In 2016, Petridis directed the music video The Lost Sky for American singer-songwriter Jesca Hoop which received over 125,000 views on YouTube. He has directed music videos for Sub Pop, Def Jam, and Sony Music.

Later that year, he began writing, producing, directing, and creating the virtual reality horror transmedia world of Eye for an Eye in collaboration with Gnomes and Goblins virtual reality studio Wevr, including Eye for an Eye: A Séance in VR and Eye for an Eye: Henrietta. Petridis was a co-presenter and panelist on the Di-VR-sity Panel at San Diego Comic-Con 2016 in California, and his collaborators at Filmatics showcased Eye for an Eye at the Hollywood VR Summit 2016 and SXSW 2016. In 2017, he founded Fever Content, the transmedia production sister company to Filmatics, in collaboration with producing partner Craig Bernard.
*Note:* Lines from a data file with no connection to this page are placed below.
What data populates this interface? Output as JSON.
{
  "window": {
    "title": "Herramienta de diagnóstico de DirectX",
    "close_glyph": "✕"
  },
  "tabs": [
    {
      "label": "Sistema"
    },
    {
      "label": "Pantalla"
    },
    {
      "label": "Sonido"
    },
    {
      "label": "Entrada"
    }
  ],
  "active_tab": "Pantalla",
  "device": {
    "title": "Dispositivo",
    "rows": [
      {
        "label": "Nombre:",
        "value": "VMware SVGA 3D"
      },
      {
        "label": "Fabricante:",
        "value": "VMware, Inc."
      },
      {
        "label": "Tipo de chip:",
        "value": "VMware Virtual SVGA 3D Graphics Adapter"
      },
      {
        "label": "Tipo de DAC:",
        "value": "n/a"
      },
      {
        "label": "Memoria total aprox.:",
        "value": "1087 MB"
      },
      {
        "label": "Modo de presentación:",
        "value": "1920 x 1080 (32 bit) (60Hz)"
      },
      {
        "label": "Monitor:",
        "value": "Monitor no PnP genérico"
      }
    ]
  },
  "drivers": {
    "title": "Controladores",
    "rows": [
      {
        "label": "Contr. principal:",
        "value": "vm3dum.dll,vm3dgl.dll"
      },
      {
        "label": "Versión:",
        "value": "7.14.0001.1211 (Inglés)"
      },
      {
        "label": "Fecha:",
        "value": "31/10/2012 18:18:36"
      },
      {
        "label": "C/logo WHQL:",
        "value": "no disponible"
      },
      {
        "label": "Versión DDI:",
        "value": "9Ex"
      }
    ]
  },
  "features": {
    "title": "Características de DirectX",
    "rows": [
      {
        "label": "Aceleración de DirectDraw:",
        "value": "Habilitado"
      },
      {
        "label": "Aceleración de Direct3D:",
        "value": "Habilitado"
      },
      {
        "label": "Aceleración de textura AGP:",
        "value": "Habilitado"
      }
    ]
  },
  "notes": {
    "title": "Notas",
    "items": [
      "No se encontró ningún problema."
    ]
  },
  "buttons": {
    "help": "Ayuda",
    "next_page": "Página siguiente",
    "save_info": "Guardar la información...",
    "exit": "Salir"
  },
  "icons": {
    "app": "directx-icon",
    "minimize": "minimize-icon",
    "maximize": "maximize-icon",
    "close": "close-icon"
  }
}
Petridis has been a member of the Directors Guild of America since 2011.

== Filmography ==

| Year | Title | Position | Notes |
| 2005 | Larger Than Life: A Cinematic Portrait of Michael Q. Schmidt | Production Assistant | Short Film |
| 2006 | Melody of Clock and Arrow | Editor | Short Film |
| How Henri Came to Stay | Writer, director | Won: Audience Award at the Beijing International Film Festival |
| 2012 | The Man Who Shook The Hand Of Vicente Fernandez | Writer, director |  |
| Mother Mother: Little Pistol | Director | Music Video |
| 2013 | The Passage | Writer, assistant editor, husband |  |
| 2014 | Forgotten | Writer | Spanish Title: Olivados Selection: Bolivian entry for the Best Foreign Language Film at the 87th Academy Awards |
| 2016 | Jesca Hoop: The Lost Sky | Director | Music Video |
| Eye for an Eye: A Séance in VR | Writer, producer, director | Transmedia / VR Short |
| Eye for an Eye: Henrietta | Writer, producer, director | Transmedia / VR Short |
| 2017 | Irontom, Brain Go | Director | Music Video |

== Award ==
In 2007, Petridis' film How Henri Came To Stay won the Audience Award at the Beijing International Film Festival.